There is an override rule: if a user explicitly names a subagent — @architect, @executor — the system uses that agent’s default tier regardless of the task type. This prevents the routing logic from second-guessing the user’s explicit choice. If I ask for @architect, I want the architect’s model, not whatever the router thinks is appropriate.

The routing is not about the model’s absolute capability — it is about the model’s fit for the task type. This is the same philosophy as the orchestration patterns: explicit beats implicit, configuration beats inference. The system does not try to be clever. It just follows the rules you gave it.

I learned this the hard way. I accidentally left a @verifier agent on the Pro tier and burned through $12 in API credits in a single session verifying documentation. The output was not better — it was just more expensive. The verifier was checking facts, not making architectural decisions. It did not need the million-token context window or the deepest reasoning. It needed to be fast and cheap. That was the moment I added the Fast tier.

“Why not let the model decide which tier to use?” Because the model is bad at estimating its own capability for a given task. It will either overestimate — wasting money on tasks it could handle with a cheaper model — or underestimate — producing poor results because it held back. The explicit assignment is more reliable because it removes the self-assessment problem entirely.

The Economics

The tier system is not just about capability — it is about cost. The economics of multi-agent systems are different from single-agent systems because you are making many more API calls. A 10x increase in call volume means a 10x increase in cost sensitivity.

Pro tier calls cost roughly 10x more than Fast tier calls per token. Default tier calls cost about 3x more than Fast tier calls. A typical orchestration run might make 5 to 10 subagent calls. If all of them are Pro tier, that is expensive. If one is Pro, five are Default, and two are Fast, the cost is dramatically lower.

The savings compound because 80% of tasks are Default or Fast tier. Only about 20% genuinely need Pro. The latency savings are even more important than the cost savings. Fast tier responses come back in seconds. Pro tier responses can take 30 seconds or more. When you are running a multi-agent pipeline, those seconds add up fast.

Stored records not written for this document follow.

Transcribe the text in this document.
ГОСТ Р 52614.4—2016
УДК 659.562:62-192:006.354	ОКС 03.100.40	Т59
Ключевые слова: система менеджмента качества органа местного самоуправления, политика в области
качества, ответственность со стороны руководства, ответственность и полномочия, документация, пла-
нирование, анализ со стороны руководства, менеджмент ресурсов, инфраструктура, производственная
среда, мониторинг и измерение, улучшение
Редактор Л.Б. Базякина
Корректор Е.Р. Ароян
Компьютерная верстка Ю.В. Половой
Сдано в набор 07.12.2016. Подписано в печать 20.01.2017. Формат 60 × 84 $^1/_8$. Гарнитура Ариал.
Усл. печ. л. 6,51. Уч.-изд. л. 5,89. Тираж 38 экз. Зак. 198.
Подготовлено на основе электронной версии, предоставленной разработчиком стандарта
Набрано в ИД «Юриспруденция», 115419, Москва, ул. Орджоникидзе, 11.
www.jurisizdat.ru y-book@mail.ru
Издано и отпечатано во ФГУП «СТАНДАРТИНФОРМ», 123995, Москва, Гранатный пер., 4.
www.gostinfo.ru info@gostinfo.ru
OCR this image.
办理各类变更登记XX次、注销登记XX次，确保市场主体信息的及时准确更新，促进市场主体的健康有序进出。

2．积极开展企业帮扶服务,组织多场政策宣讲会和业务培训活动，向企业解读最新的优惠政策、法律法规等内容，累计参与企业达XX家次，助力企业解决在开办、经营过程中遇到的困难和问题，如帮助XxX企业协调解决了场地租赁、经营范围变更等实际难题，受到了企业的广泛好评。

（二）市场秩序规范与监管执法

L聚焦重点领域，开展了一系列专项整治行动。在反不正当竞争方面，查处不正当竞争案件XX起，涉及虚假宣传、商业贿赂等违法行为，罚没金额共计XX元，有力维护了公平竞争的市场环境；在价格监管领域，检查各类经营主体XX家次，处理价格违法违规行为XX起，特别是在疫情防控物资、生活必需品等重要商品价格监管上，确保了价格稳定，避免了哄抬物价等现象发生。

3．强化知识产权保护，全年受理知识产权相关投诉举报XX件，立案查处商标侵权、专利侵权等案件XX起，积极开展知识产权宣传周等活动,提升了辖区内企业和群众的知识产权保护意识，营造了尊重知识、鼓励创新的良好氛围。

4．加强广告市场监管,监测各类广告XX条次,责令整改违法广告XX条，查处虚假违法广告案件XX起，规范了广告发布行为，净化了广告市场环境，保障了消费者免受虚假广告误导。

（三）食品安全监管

I ran a month-long experiment to measure the difference. One week with tiering, one week without. The tiered week cost 68% less in API fees and completed tasks 40% faster. The output quality was indistinguishable because the Pro tier was still used for the tasks that needed it. The only difference was that I was not wasting money on tasks that did not need the expensive model.

The real economics are simple. I subscribe to Ollama Cloud and OpenCode Go. Two modest subscriptions. No $200/month enterprise plans, no usage-based billing that spikes when you are not looking. Just predictable costs that fit a budget that does not have much room to spare. I have been on the verge of being back out on the street more times than I care to count. A surprise $50 API bill is not an inconvenience to me — it is a week of groceries. Cost efficiency is not an optimization in this system. It is a prerequisite. The tiering system exists because I could not afford to run Hubs without it.

“API costs are dropping. This will not matter in a year.” They are, but call volume is increasing. The ratio matters more than the absolute cost. Even if all models become 10x cheaper, the tiering still saves 70% relative to using one model for everything. The savings are structural, not temporary.

What This Means for Reliability

The failover chains make the system resilient to provider outages, rate limits, and transient errors. The system degrades gracefully instead of failing. This is the difference between a tool you can rely on and a tool that lets you down at the worst moment.

Provider diversity is the key insight. Three providers with different infrastructure means no single point of failure. The 60-second timeout prevents hanging on a dead provider. The escalation gate — asking the user what to do when all models fail — prevents silent failures. Per-subagent isolation means one failed agent does not block others.

The system has never been completely down since the failover chains were implemented. Individual providers have gone down, but the system has always found a working model.

The failure modes that are handled:

Provider outage — failover to next provider within 60 seconds
Rate limit — failover to next provider (different rate limit bucket)
Model deprecation — failover to next model in chain
Context overflow — failover to model with larger context window

The failure mode that is not handled: all providers down simultaneously. This has never happened. If it does, the system escalates to the user with a clear message about what failed and why.

I was demoing Hubs to a friend once, typing commands and explaining how the system worked, and the primary provider returned 503 errors for about two minutes. I did not notice. The failover chain kicked in, routed to the next provider, and the commands kept working. My friend did not notice anything was wrong. That was the best possible outcome of a provider failure — it was invisible.

“Failover adds latency. The 60-second timeout means you wait a minute before trying the next provider.” The timeout is configurable. For most tasks, 60 seconds is generous. The alternative is a hard failure, which is worse than a 60-second delay. I will take a 60-second hiccup over a “sorry, cannot do that right now” error any day.

The System That Keeps Working

The highest compliment I can pay the tiering system is that I forget it exists. I do not think about which model is running. I do not check provider status before starting a task. I just type what I want and the system figures out the rest. When a provider goes down, I find out later — from a notification, not from a failed task. That is the goal. A system that keeps working is a system you stop noticing.

None of this works without the providers who give away compute. OpenCode Zen puts deepseek-v4-flash-free in the Default and Fast tiers — the workhorse of the entire system, and it costs me nothing. NVIDIA NIM sits at the bottom of the Pro and Default failover chains as the last resort, ready to catch anything the paid providers cannot handle. They are the safety net, and they are free. I subscribe to Ollama Cloud and OpenCode Go for the Pro tier — two modest subscriptions that fit a budget without much room to spare. I do not take any of this for granted. This system exists because someone else decided to make powerful models accessible to people who cannot afford $200/month enterprise plans. That is worth saying out loud.

The next time your AI assistant fails with a “provider unavailable” error, ask yourself: why did it not try another provider? The answer is usually that it was not designed to. The failover chain is not a feature — it is a fundamental reliability requirement that most systems skip. And the next time you see a $200/month AI subscription, ask yourself: who is this for? Because it is not for the person on the verge of being back out on the street who just needs a tool that works.